Batı kafasındaki Müslüman prototipi
Algılamamız başka insanlar hakkındaki yargı ve önyargılarımızı oluşturur. Algılarımızı da aile değerlerimiz, yetiştiğimiz çevre kadar medya da belirler. Medyanın biçimlediği değer yargılarına göre, bizden farklı insan gruplarından hoşlanır veya nefret ederiz. Soğuk Savaş döneminde Batı medyasının en önemli görevi bir komünist prototipi oluşturmaktı. Hatırlayın, Türkiye'deki yaygın inanışa göre, Rusya'da bir erkek dilediği eve girip şapkasını askıya asınca (Nedense komünistlerin şapka taktığı düşünülürdü) o evdeki kadınla canının istediği gibi birlikte olabilirdi. Ayrıca komünist; sert, iriyarı, kaba, insan hayatına hiç değer vermeyen bir varlık olarak çizilirdi. Dönem değişti, komünist ortadan yok oldu. Şimdi yeni düşman müslüman. İngiliz The Guardian'ın dünkü manşeti, polis teşkilatının tartışmalara yol açan bir raporuyla ilgiliydi. Rapor, müslüman polislerin, özellikle de Pakistanlılar'ın beyazlara göre daha fazla rüşvet aldığını ileri sürüyor ve bunu da bakmakla yükümlü oldukları geniş aile yapısına bağlıyordu. Müslüman gruplar, raporun ırkçı ve ayrımcı olduğunu vurgulayarak protestoda bulunmuşlardı. Hürriyet'in diğer Batılı kaynaklarda rastlayamadığım haberine göre ise, Zarkavi'yi müslüman Arap gibi kokmak için özel ter losyonu süren Dokunulmazlar grubu yakalamıştı.

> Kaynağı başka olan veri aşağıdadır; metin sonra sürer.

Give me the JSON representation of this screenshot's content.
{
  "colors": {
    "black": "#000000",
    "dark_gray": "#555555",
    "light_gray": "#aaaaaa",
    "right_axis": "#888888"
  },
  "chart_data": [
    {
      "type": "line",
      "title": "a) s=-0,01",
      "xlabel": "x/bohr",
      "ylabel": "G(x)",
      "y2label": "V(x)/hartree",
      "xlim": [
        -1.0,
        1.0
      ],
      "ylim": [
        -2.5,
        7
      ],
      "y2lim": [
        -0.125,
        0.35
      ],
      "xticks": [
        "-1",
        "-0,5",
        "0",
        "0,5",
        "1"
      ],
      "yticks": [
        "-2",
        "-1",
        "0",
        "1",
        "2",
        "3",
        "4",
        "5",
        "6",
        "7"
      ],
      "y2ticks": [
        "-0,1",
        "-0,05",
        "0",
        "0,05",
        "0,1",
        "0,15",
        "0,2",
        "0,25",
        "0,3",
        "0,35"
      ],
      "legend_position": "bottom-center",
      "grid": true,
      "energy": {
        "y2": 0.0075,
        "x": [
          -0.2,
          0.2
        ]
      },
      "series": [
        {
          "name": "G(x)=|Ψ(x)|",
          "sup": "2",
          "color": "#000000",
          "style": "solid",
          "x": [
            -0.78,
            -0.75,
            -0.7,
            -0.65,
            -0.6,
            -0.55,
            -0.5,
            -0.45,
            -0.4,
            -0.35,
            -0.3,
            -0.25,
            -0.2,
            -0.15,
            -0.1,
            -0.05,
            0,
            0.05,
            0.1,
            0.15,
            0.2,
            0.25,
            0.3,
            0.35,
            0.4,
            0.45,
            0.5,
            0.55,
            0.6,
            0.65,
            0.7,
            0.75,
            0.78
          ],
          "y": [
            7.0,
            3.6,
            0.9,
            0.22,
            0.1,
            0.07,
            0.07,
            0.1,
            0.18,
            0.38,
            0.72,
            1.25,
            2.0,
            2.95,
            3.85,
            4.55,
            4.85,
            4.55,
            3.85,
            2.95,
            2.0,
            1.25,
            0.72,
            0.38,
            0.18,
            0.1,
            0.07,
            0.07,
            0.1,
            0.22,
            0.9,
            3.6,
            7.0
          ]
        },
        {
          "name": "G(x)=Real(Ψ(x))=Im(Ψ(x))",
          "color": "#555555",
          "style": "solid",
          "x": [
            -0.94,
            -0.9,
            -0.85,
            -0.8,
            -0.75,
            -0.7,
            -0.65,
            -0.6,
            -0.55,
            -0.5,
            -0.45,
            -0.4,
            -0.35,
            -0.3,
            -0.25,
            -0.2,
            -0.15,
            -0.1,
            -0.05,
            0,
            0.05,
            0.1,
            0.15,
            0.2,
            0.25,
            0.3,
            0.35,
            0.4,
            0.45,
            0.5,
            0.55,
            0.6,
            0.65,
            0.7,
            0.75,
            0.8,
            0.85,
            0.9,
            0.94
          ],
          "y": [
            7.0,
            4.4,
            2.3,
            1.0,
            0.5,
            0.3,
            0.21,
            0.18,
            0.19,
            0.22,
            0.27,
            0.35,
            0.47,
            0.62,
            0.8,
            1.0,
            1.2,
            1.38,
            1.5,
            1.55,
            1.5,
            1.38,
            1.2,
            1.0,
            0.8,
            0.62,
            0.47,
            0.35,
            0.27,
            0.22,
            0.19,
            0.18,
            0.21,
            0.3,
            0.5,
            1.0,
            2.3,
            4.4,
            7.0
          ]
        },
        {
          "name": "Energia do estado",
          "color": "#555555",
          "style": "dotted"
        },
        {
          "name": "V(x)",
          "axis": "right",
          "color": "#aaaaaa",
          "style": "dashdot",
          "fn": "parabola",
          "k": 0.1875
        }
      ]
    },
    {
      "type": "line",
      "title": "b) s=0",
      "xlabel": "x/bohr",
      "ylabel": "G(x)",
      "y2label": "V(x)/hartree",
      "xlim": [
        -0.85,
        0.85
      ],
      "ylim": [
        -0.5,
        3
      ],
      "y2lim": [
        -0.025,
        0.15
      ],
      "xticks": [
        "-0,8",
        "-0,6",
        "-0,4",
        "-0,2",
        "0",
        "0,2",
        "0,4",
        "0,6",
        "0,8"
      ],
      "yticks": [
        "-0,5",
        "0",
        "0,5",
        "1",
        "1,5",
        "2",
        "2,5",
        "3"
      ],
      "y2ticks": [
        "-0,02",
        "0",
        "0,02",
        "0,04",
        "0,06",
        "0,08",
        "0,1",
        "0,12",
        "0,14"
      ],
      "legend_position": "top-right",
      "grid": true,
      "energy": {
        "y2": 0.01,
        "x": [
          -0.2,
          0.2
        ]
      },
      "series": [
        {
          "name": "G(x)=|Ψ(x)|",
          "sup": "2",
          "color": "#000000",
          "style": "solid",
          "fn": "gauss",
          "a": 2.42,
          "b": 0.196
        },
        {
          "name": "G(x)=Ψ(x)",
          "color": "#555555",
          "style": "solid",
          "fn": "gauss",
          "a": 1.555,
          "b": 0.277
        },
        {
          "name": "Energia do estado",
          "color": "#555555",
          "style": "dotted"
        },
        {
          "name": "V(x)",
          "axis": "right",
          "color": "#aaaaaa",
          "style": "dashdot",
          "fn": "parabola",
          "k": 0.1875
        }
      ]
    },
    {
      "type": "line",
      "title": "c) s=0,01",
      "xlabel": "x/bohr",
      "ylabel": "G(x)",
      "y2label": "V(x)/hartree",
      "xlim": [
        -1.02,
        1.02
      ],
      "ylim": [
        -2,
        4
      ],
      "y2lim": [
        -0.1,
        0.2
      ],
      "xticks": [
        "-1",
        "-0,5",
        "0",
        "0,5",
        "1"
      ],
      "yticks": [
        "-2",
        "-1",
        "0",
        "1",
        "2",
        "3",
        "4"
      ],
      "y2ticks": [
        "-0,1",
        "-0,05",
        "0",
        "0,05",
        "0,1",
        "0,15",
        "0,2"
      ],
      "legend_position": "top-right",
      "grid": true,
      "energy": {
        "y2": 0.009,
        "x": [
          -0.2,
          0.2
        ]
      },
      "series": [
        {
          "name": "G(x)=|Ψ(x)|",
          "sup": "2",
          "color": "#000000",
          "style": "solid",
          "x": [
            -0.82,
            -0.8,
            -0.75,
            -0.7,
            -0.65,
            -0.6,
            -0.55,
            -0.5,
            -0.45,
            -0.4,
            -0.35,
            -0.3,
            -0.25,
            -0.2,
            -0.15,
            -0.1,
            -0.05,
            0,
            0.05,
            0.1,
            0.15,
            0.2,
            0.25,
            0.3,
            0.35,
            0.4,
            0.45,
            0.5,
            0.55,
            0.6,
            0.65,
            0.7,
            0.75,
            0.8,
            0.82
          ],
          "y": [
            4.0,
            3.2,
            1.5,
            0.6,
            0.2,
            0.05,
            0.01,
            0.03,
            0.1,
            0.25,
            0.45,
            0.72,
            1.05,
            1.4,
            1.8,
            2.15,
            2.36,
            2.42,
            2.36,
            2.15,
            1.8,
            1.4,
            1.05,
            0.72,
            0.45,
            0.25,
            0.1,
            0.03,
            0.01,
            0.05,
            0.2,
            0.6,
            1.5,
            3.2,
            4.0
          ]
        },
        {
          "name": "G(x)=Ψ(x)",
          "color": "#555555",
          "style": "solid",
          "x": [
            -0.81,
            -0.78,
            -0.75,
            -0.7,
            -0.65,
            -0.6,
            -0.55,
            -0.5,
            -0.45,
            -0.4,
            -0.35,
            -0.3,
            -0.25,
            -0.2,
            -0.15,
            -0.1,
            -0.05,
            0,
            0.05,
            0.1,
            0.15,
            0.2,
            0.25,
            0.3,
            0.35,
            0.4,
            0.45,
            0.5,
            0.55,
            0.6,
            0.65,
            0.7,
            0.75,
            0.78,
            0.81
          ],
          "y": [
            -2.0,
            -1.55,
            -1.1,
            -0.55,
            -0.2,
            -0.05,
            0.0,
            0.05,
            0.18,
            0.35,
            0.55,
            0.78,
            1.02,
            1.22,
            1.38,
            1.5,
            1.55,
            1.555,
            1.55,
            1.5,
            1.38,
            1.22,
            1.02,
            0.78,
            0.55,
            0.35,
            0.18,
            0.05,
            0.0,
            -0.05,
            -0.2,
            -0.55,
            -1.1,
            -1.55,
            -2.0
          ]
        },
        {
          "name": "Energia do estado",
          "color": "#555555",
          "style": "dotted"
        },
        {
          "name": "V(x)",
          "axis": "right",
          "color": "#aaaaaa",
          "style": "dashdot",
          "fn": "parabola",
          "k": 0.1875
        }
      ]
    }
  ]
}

Bugün Amerika'da Oklahoma bombacısını kimse hatırlamıyor. Oysa, o da köktendinci bir eylemdi ve 11 Eylül öncesi Amerika'da girişilmiş en büyük terör saldırısıydı. Ama artık o eylemi kimse anmıyor bile. Çünkü o eylem yaratılmak istenilen ortak düşman imajıyla bağlantılı değil. Bugün hedef "müslüman terörist" kavramını kafalara iyice yerleştirmek. Sonuçta da müslüman deyince sokaktaki insanın aklına belinde bombalar sarılı, ter kokan, rüşvet alan bir insan imajı geliveriyor. Oysa Nobel Ödüllü Amartya Sen'in "Kimlik ve Şiddet" isimli kitabında vurguladığı gibi, bir insanın birden çok kimliği vardır. Üstelik bu kimliklerden birinin öne çıkarılması diğer kimliklerini ortadan kaldırmaz. Hepimiz bu veya şu şekilde bir çok farklı gruba dahilizdir. Bu kollektif gruplardan her biri, kişiye farklı bir kimlik özelliği verir. Ama bu sizin kendi kimliğinizi seçme özgürlüğünüzle ilgilidir. Başkalarının gözünde kendi kimliğinizi seçme özgürlüğünüz son derece sınırlıdır. Onlar, sizi belirli bir şablon içinde görmeye alışmış veya şartlanmışsa, bu algılamayı değiştirme şansınız çok fazla değildir. Bu nedenle, bugün Batı medyası bir din bağlamında tek bir prototip insan çizme eyleminin önemli bir parçasıdır. Sanki müslüman olmak insanın diğer bütün kimlik bağlantılarını, değer yargılarını yok edermiş gibi ele alınmakta ve ortaya birbiriyle bir arada bulunamayacak uygarlık veya inanç gruplarının çıktığı ileri sürülmekte. Çünkü, dünya egemenliği "öteki" olmadan kurulamaz. Bugünün dünyasında öteki de ter kokan, rüşvet alan, beline bomba bağlayıp insanları öldüren müslüman. Çünkü 24 dizisiyle, şehir dedikodularıyla, haber ve yorumlarla kafalara kazınan müslüman bu.